Dissertation Defense

Expanding Task Diversity in Explanation-Based Interactive Task Learning

Aaron Mininger


Abstract: The possibility of having artificial agents that can interact with humans and learn completely new tasks through instruction and demonstration is an exciting prospect. This is the goal of the emerging research area of Interactive Task Learning. One particular challenge is that the space of possible tasks is extremely large and varied. Developing approaches that cover this space is difficult, made more so by having to learn from a limited, though high-quality, number of instructor-provided examples. In this dissertation, we identify three major dimensions of task complexity and improve the task learning capabilities beyond the state of the art for each dimension. First, we extend the types of innate tasks to include those involving perceptual, communication, and mental operations. Second, we implement a novel goal-graph representation that supports both goal-based and procedural task formulations, as well as tasks that blend both types.
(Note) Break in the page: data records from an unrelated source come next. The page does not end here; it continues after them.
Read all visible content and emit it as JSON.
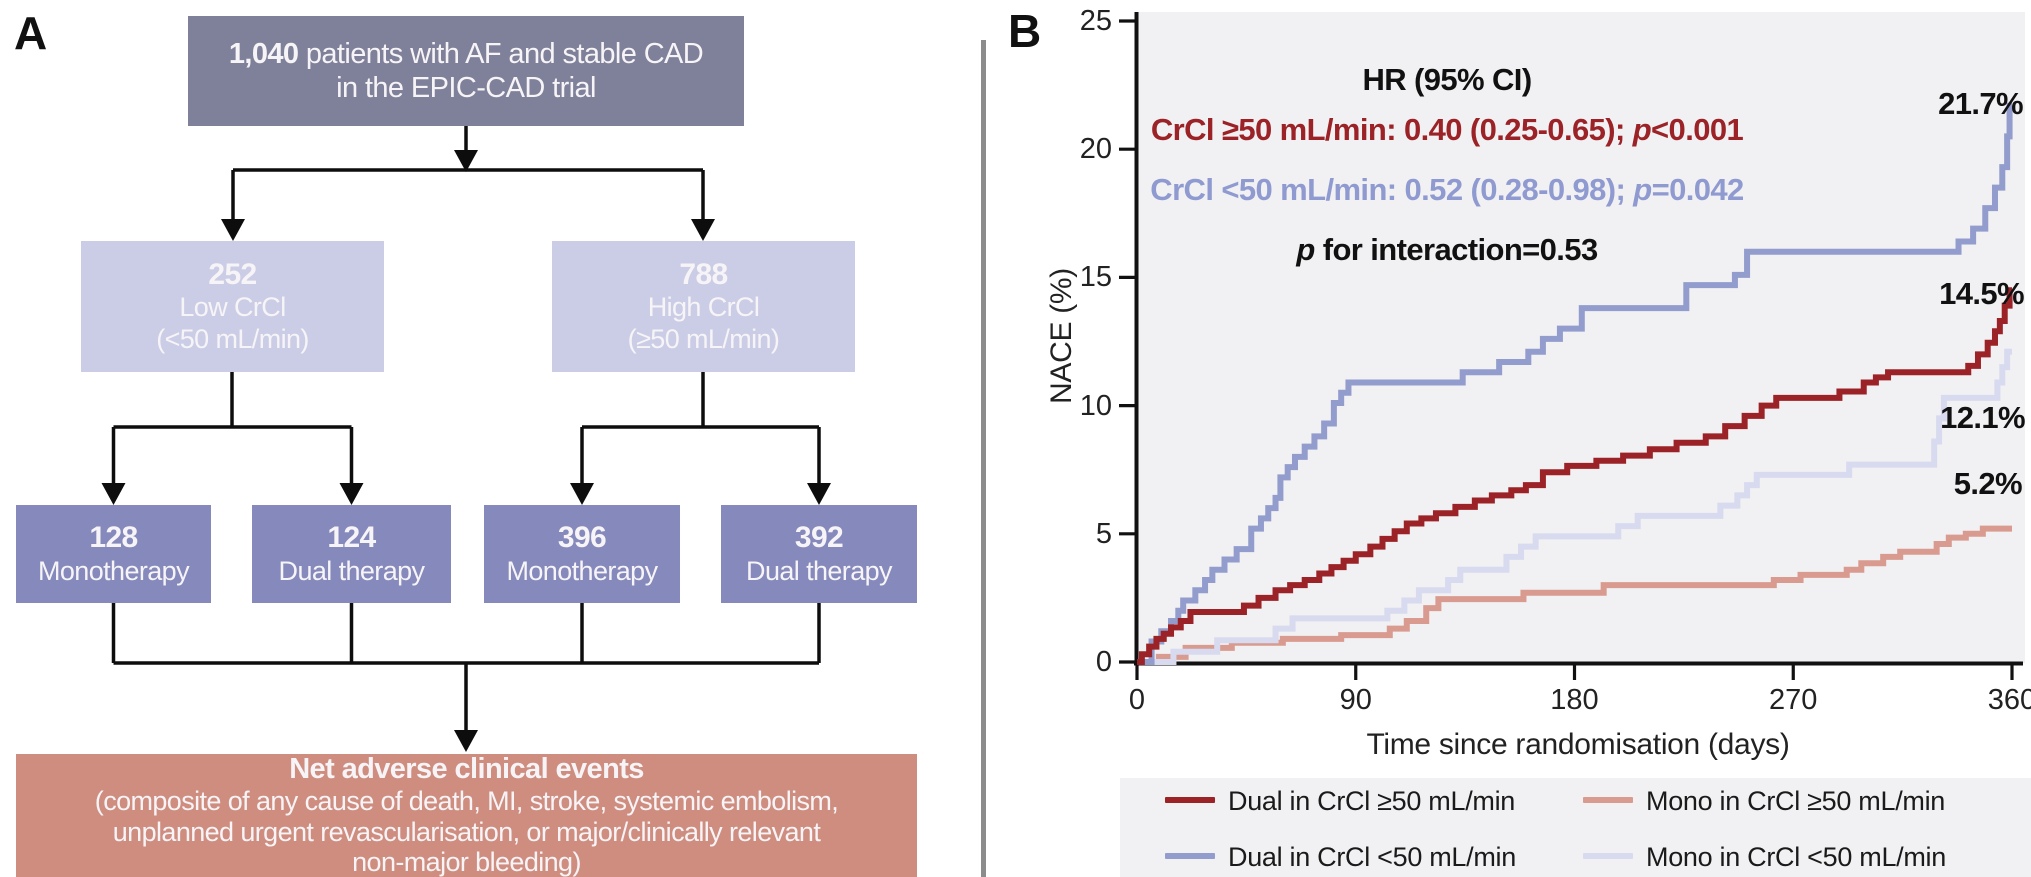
{
  "panel_a": {
    "label": "A",
    "top_box": {
      "num": "1,040",
      "rest": " patients with AF and stable CAD",
      "line2": "in the EPIC-CAD trial"
    },
    "mid_boxes": [
      {
        "num": "252",
        "line2": "Low CrCl",
        "line3": "(<50 mL/min)"
      },
      {
        "num": "788",
        "line2": "High CrCl",
        "line3": "(≥50 mL/min)"
      }
    ],
    "therapy_boxes": [
      {
        "num": "128",
        "label": "Monotherapy"
      },
      {
        "num": "124",
        "label": "Dual therapy"
      },
      {
        "num": "396",
        "label": "Monotherapy"
      },
      {
        "num": "392",
        "label": "Dual therapy"
      }
    ],
    "outcome_box": {
      "title": "Net adverse clinical events",
      "line2": "(composite of any cause of death, MI, stroke, systemic embolism,",
      "line3": "unplanned urgent revascularisation, or major/clinically relevant",
      "line4": "non-major bleeding)"
    },
    "colors": {
      "top_box": "#7f8099",
      "mid_box": "#cbcde6",
      "therapy_box": "#8689bb",
      "outcome_box": "#cf8d80"
    }
  },
  "panel_b": {
    "label": "B",
    "annotations": {
      "hr_title": "HR (95% CI)",
      "line_high": {
        "pre": "CrCl ≥50 mL/min: 0.40 (0.25-0.65); ",
        "p": "p",
        "post": "<0.001"
      },
      "line_low": {
        "pre": "CrCl <50 mL/min: 0.52 (0.28-0.98); ",
        "p": "p",
        "post": "=0.042"
      },
      "interaction": {
        "p": "p",
        "post": " for interaction=0.53"
      }
    }
  },
  "chart_data": {
    "type": "line",
    "subtype": "kaplan-meier-step",
    "title": "",
    "xlabel": "Time since randomisation (days)",
    "ylabel": "NACE (%)",
    "xlim": [
      0,
      360
    ],
    "ylim": [
      0,
      25
    ],
    "xticks": [
      0,
      90,
      180,
      270,
      360
    ],
    "yticks": [
      0,
      5,
      10,
      15,
      20,
      25
    ],
    "grid": false,
    "legend_position": "bottom",
    "plot_bg": "#f1f0f2",
    "annotations": [
      "HR (95% CI)",
      "CrCl ≥50 mL/min: 0.40 (0.25-0.65); p<0.001",
      "CrCl <50 mL/min: 0.52 (0.28-0.98); p=0.042",
      "p for interaction=0.53"
    ],
    "series": [
      {
        "name": "Dual in CrCl ≥50 mL/min",
        "color": "#9b2226",
        "final_label": "14.5%",
        "points": [
          [
            0,
            0
          ],
          [
            2,
            0.3
          ],
          [
            5,
            0.6
          ],
          [
            8,
            0.9
          ],
          [
            11,
            1.1
          ],
          [
            14,
            1.35
          ],
          [
            18,
            1.6
          ],
          [
            22,
            1.95
          ],
          [
            44,
            2.2
          ],
          [
            50,
            2.5
          ],
          [
            57,
            2.8
          ],
          [
            63,
            3.0
          ],
          [
            69,
            3.2
          ],
          [
            75,
            3.45
          ],
          [
            80,
            3.7
          ],
          [
            85,
            3.95
          ],
          [
            90,
            4.2
          ],
          [
            96,
            4.5
          ],
          [
            101,
            4.8
          ],
          [
            106,
            5.1
          ],
          [
            111,
            5.4
          ],
          [
            117,
            5.6
          ],
          [
            123,
            5.8
          ],
          [
            131,
            6.05
          ],
          [
            139,
            6.3
          ],
          [
            146,
            6.5
          ],
          [
            154,
            6.7
          ],
          [
            160,
            6.9
          ],
          [
            167,
            7.4
          ],
          [
            177,
            7.65
          ],
          [
            189,
            7.85
          ],
          [
            200,
            8.05
          ],
          [
            211,
            8.3
          ],
          [
            222,
            8.55
          ],
          [
            234,
            8.8
          ],
          [
            242,
            9.2
          ],
          [
            250,
            9.6
          ],
          [
            257,
            10.0
          ],
          [
            263,
            10.3
          ],
          [
            289,
            10.55
          ],
          [
            299,
            10.9
          ],
          [
            304,
            11.1
          ],
          [
            309,
            11.3
          ],
          [
            342,
            11.55
          ],
          [
            346,
            12.0
          ],
          [
            350,
            12.45
          ],
          [
            353,
            12.9
          ],
          [
            355,
            13.3
          ],
          [
            357,
            13.9
          ],
          [
            359,
            14.5
          ]
        ]
      },
      {
        "name": "Mono in CrCl ≥50 mL/min",
        "color": "#d99b8f",
        "final_label": "5.2%",
        "points": [
          [
            0,
            0
          ],
          [
            9,
            0.2
          ],
          [
            20,
            0.55
          ],
          [
            39,
            0.75
          ],
          [
            60,
            0.9
          ],
          [
            84,
            1.05
          ],
          [
            104,
            1.3
          ],
          [
            111,
            1.6
          ],
          [
            119,
            2.1
          ],
          [
            124,
            2.45
          ],
          [
            159,
            2.7
          ],
          [
            192,
            3.0
          ],
          [
            262,
            3.2
          ],
          [
            273,
            3.4
          ],
          [
            292,
            3.6
          ],
          [
            298,
            3.85
          ],
          [
            307,
            4.1
          ],
          [
            314,
            4.3
          ],
          [
            329,
            4.6
          ],
          [
            334,
            4.85
          ],
          [
            341,
            5.0
          ],
          [
            348,
            5.2
          ]
        ]
      },
      {
        "name": "Dual in CrCl <50 mL/min",
        "color": "#929ccd",
        "final_label": "21.7%",
        "points": [
          [
            0,
            0
          ],
          [
            6,
            0.8
          ],
          [
            10,
            1.2
          ],
          [
            14,
            1.6
          ],
          [
            17,
            2.0
          ],
          [
            19,
            2.4
          ],
          [
            24,
            2.8
          ],
          [
            28,
            3.2
          ],
          [
            31,
            3.6
          ],
          [
            36,
            4.0
          ],
          [
            41,
            4.4
          ],
          [
            47,
            5.2
          ],
          [
            51,
            5.6
          ],
          [
            54,
            6.0
          ],
          [
            57,
            6.4
          ],
          [
            59,
            7.2
          ],
          [
            62,
            7.6
          ],
          [
            65,
            8.0
          ],
          [
            69,
            8.4
          ],
          [
            73,
            8.8
          ],
          [
            77,
            9.3
          ],
          [
            81,
            10.1
          ],
          [
            84,
            10.5
          ],
          [
            87,
            10.9
          ],
          [
            134,
            11.3
          ],
          [
            149,
            11.7
          ],
          [
            161,
            12.1
          ],
          [
            167,
            12.6
          ],
          [
            174,
            13.0
          ],
          [
            183,
            13.8
          ],
          [
            226,
            14.7
          ],
          [
            246,
            15.1
          ],
          [
            251,
            16.0
          ],
          [
            338,
            16.4
          ],
          [
            344,
            16.9
          ],
          [
            349,
            17.7
          ],
          [
            353,
            18.5
          ],
          [
            356,
            19.3
          ],
          [
            358,
            20.5
          ],
          [
            359,
            21.7
          ]
        ]
      },
      {
        "name": "Mono in CrCl <50 mL/min",
        "color": "#d8daf0",
        "final_label": "12.1%",
        "points": [
          [
            0,
            0
          ],
          [
            15,
            0.4
          ],
          [
            33,
            0.85
          ],
          [
            57,
            1.3
          ],
          [
            64,
            1.7
          ],
          [
            103,
            2.0
          ],
          [
            110,
            2.4
          ],
          [
            116,
            2.8
          ],
          [
            128,
            3.2
          ],
          [
            133,
            3.6
          ],
          [
            152,
            4.1
          ],
          [
            158,
            4.5
          ],
          [
            164,
            4.9
          ],
          [
            198,
            5.3
          ],
          [
            206,
            5.7
          ],
          [
            240,
            6.1
          ],
          [
            247,
            6.5
          ],
          [
            251,
            6.9
          ],
          [
            255,
            7.3
          ],
          [
            293,
            7.7
          ],
          [
            328,
            8.6
          ],
          [
            330,
            9.5
          ],
          [
            332,
            10.3
          ],
          [
            354,
            10.9
          ],
          [
            356,
            11.5
          ],
          [
            358,
            12.1
          ]
        ]
      }
    ]
  }
}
Third, we added support for learning subtasks with various modifying clauses, such as temporal constraints, conditions, or looping structures. Crucially, we show that the agent can learn and generalize a canonical version of a task and then combine it with these various modifiers within a task hierarchy without requiring additional instruction. This is done in the context of Rosie — an agent implemented within the Soar cognitive architecture that can learn completely new tasks in one shot through situated interactive instruction. By leveraging explanation-based generalization and domain knowledge, the agent quickly learns new hierarchical tasks, from scratch, through natural language instruction.